Dr. Eric Feigl-Ding is an epidemiologist and health economist and a Senior Fellow at the Federation of American Scientists in Washington DC. He was one of the first scientists to alert the public on the pandemic risk of COVID-19.

“We’re using a very different criteria for approving kids’ vaccines and adults because adult vaccines were approved using data of infections from mid to late 2020…which we know respond very well to the Wuhan 1.0 spike protein upon which our current vaccines are based,” Feigl-Ding said.

But trials for kids’ vaccines were run much later against the omicron variant—while the vaccine was developed against the original Wuhan strain and the Beta variant. Both of those have been extinct in the U.S. for a year.

“It’s really an unfair comparison to hold the same criteria,” Feigl-Ding said.

The efficacy of what is essentially an out-of-date vaccine is not as high as it once was for adults and he said that is to be expected. The virus is nimble and constantly changing unlike human bureaucracy that lumbers along at its own pace.

But vaccines do work, not only reducing hospitalizations and deaths, but also lower the chances of getting long-term COVID. About 20-30% of patients with long COVID are unvaccinated compared with 5-10% who are vaccinated.

Sometimes CDC is like a Fish Riding a Bicycle  

On April 18, a federal judge in Florida, a Trump appointee, stuck down the federal mandate requiring masks for airline travel. “We should absolutely not have attorneys making these decisions,” Schaffner said.

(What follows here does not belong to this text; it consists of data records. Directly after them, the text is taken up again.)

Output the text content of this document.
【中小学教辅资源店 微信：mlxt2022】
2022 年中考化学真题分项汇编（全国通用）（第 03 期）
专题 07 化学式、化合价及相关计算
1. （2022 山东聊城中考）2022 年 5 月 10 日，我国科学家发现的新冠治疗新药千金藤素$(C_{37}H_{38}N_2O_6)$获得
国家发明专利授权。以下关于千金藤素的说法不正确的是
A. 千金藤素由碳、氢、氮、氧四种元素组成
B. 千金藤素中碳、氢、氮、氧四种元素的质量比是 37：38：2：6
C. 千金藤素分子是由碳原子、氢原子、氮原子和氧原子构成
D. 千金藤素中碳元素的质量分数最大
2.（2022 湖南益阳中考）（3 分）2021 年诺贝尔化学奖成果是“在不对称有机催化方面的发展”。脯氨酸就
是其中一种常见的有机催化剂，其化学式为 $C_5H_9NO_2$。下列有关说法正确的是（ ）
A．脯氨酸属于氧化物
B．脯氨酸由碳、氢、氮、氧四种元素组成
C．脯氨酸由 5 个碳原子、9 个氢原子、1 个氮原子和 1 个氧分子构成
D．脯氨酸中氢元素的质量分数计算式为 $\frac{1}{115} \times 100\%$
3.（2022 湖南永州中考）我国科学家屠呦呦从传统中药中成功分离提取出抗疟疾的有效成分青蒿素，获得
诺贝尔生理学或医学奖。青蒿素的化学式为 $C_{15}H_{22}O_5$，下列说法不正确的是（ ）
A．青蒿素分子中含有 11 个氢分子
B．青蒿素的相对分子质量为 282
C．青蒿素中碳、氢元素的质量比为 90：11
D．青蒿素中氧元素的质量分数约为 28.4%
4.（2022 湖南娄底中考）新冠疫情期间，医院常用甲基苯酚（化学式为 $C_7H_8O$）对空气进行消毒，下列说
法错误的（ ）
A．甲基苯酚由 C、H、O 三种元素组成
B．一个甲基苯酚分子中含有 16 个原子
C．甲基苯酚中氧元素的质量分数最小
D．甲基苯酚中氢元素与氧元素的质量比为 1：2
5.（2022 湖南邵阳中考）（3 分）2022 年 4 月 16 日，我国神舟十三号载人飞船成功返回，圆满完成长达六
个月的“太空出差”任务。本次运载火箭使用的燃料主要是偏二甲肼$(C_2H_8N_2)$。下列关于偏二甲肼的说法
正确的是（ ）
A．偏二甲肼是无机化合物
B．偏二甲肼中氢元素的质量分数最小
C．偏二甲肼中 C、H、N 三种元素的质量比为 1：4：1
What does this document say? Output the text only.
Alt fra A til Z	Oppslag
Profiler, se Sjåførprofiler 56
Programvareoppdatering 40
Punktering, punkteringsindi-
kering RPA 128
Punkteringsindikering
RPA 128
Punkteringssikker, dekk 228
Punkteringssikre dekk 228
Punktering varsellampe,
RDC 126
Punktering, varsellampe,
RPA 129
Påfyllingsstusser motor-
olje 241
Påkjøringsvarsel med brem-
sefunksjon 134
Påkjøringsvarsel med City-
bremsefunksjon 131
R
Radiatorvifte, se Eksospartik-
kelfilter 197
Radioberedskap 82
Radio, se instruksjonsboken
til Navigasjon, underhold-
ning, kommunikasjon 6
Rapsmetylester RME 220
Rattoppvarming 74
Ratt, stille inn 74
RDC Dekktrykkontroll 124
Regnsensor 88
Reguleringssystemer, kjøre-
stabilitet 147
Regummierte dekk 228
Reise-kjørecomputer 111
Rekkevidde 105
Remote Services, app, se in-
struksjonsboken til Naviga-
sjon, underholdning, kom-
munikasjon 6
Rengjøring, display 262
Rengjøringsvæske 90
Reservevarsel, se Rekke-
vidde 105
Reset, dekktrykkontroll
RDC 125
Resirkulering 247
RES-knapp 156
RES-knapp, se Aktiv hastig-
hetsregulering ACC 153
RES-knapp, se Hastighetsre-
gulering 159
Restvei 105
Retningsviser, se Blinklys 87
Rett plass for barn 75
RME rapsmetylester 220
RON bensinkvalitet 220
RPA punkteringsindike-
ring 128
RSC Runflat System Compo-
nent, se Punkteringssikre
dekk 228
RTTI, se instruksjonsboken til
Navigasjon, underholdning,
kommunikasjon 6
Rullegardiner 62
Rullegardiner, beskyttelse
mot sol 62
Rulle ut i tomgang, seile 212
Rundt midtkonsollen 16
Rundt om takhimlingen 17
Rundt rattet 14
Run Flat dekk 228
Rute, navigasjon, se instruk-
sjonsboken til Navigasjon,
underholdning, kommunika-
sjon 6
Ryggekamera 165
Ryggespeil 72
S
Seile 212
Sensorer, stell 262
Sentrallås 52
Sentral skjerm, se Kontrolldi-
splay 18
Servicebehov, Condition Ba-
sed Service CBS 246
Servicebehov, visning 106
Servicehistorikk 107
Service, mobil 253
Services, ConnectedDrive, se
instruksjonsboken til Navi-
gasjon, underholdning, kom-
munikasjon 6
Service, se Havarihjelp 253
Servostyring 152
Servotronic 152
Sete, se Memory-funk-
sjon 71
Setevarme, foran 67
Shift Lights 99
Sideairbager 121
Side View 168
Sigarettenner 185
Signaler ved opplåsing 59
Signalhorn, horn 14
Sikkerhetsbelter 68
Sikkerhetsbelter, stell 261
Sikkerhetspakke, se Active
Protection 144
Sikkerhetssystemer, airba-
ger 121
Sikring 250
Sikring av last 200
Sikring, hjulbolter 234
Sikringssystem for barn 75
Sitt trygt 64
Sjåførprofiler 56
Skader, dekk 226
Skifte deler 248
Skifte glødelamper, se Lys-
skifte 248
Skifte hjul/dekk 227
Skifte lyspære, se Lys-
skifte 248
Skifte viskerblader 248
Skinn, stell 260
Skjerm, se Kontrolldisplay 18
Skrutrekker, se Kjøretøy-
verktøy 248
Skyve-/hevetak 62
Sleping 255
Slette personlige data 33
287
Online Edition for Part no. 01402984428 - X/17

“Right now we’ve thrown precaution to the wind with all the mask lifting and other mitigation requirements,” Feigl-Ding said. He said even if you’re boosted you may have 90-95% protection against hospitalization and death but your protection against infection is only about 45% after ten weeks of waning of the booster,” he said.

Dr. Eric Feigl-Ding is an epidemiologist and health economist and a Senior Fellow at the Federation of American Scientists in Washington DC.

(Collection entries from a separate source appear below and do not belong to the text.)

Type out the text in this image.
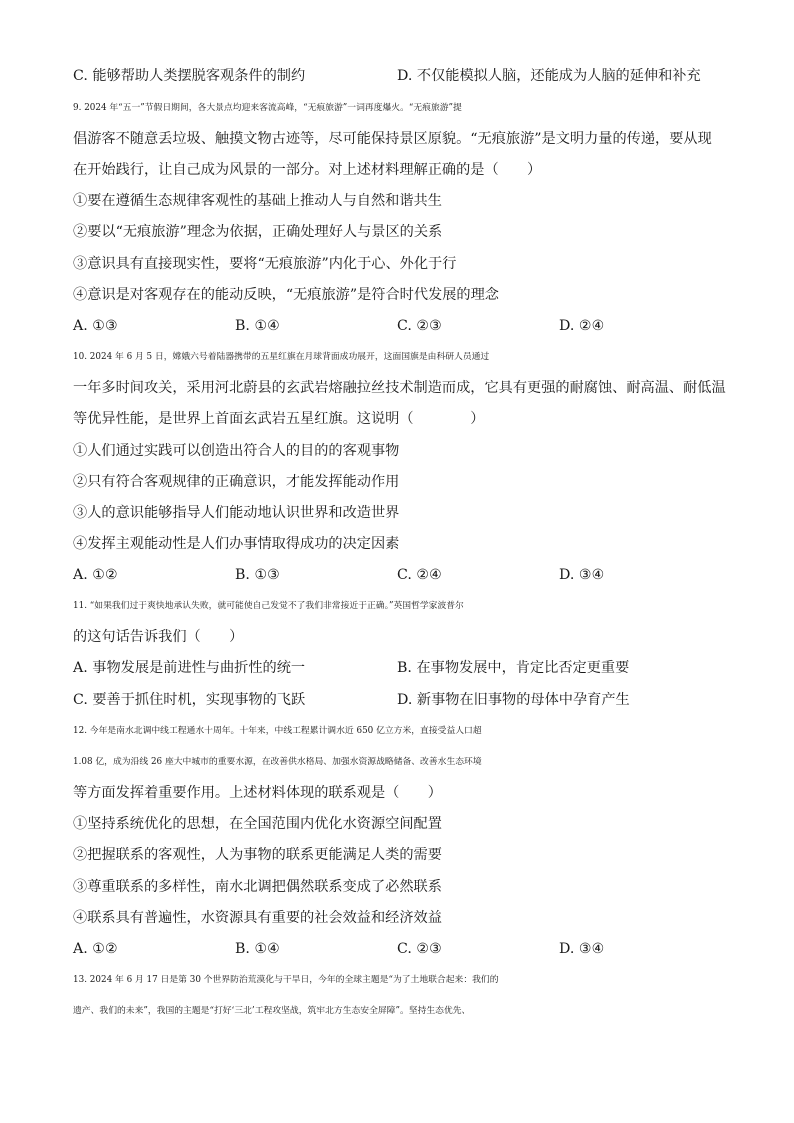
C. 能够帮助人类摆脱客观条件的制约	D. 不仅能模拟人脑，还能成为人脑的延伸和补充
9. 2024 年“五一”节假日期间，各大景点均迎来客流高峰，“无痕旅游”一词再度爆火。“无痕旅游”提
倡游客不随意丢垃圾、触摸文物古迹等，尽可能保持景区原貌。“无痕旅游”是文明力量的传递，要从现
在开始践行，让自己成为风景的一部分。对上述材料理解正确的是（　　）
①要在遵循生态规律客观性的基础上推动人与自然和谐共生
②要以“无痕旅游”理念为依据，正确处理好人与景区的关系
③意识具有直接现实性，要将“无痕旅游”内化于心、外化于行
④意识是对客观存在的能动反映，“无痕旅游”是符合时代发展的理念
A. ①③	B. ①④	C. ②③	D. ②④
10. 2024 年 6 月 5 日，嫦娥六号着陆器携带的五星红旗在月球背面成功展开，这面国旗是由科研人员通过
一年多时间攻关，采用河北蔚县的玄武岩熔融拉丝技术制造而成，它具有更强的耐腐蚀、耐高温、耐低温
等优异性能，是世界上首面玄武岩五星红旗。这说明（　　　　）
①人们通过实践可以创造出符合人的目的的客观事物
②只有符合客观规律的正确意识，才能发挥能动作用
③人的意识能够指导人们能动地认识世界和改造世界
④发挥主观能动性是人们办事情取得成功的决定因素
A. ①②	B. ①③	C. ②④	D. ③④
11. “如果我们过于爽快地承认失败，就可能使自己发觉不了我们非常接近于正确。”英国哲学家波普尔
的这句话告诉我们（　　）
A. 事物发展是前进性与曲折性的统一	B. 在事物发展中，肯定比否定更重要
C. 要善于抓住时机，实现事物的飞跃	D. 新事物在旧事物的母体中孕育产生
12. 今年是南水北调中线工程通水十周年。十年来，中线工程累计调水近 650 亿立方米，直接受益人口超
1.08 亿，成为沿线 26 座大中城市的重要水源，在改善供水格局、加强水资源战略储备、改善水生态环境
等方面发挥着重要作用。上述材料体现的联系观是（　　）
①坚持系统优化的思想，在全国范围内优化水资源空间配置
②把握联系的客观性，人为事物的联系更能满足人类的需要
③尊重联系的多样性，南水北调把偶然联系变成了必然联系
④联系具有普遍性，水资源具有重要的社会效益和经济效益
A. ①②	B. ①④	C. ②③	D. ③④
13. 2024 年 6 月 17 日是第 30 个世界防治荒漠化与干旱日，今年的全球主题是“为了土地联合起来：我们的
遗产、我们的未来”，我国的主题是“打好‘三北’工程攻坚战，筑牢北方生态安全屏障”。坚持生态优先、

Feigl-Ding likened the chances of catching omicron to driving across a four-lane bridge. “Your bridge is not going to collapse. You’re not going to die but with 45% symptomatic transmission efficacy and probably even lower with asymptomatic, you basically only close two lanes of a four-lane highway, “ he said.

He noted adults are going out to clubs and large venues once again, too.  Although Puerto Rico is having a large COVID outbreak and New York is experiencing a moderate one, hospitalizations are down in most U.S. cities.

“If hospital beds are not full do we tell kids and adults you don’t have to wear a bike helmet? If hospital beds are not full do we say you don’t have to buckle your seat belt? If hospital beds are not full do we say ‘oh, you can drink and drive drunk because we have hospital beds for you?’ “No, we don’t do any of that,” he said.

He said the CDC’s “community level” COVID advisory precautions are pretty dumb. “That’s not public health in any way…that’s an abdication of public health,” he said.

“Although the variants are changing, and they may reduce the effectiveness somewhat, the real story is that these vaccines continue to work and we must continue to try and get people who are unvaccinated, to get them their first dose,” Schaffner said.

“What about wearing masks on public transport today—buses, trains, and airplanes?” he asked. If you are older, frail, immune-compromised, or have an underlying disease or if you care for someone who has one, or if you have children, then you should wear a mask.

Regarding boosters, Feigl-Deng said that the third shot is the most important.

“Two shots in Pfizer trials gave out 700 antibody levels. After 6 months of waning it drops 3-400. But after a booster shot of the Pfizer you get 2000-2500 antibody levels. So in terms of absolute gain, the biggest gain is with the booster shot,” he said.

Dr. Ben Neuman is the Chief Virologist at the Global Health Research Complex at Texas A&M University.

“You car has a fuel gauge that tells you when you need to fill it up again and the immune system does not have any external readout whatsoever. So we’re trying to schedule these boosters in a way that will keep most of your tanks full in the immunological sense, but the ideal going forward would be to find a better way to do that. For now the boosters are essential. They’re really the only way to bring your immunity back up,” Neuman said.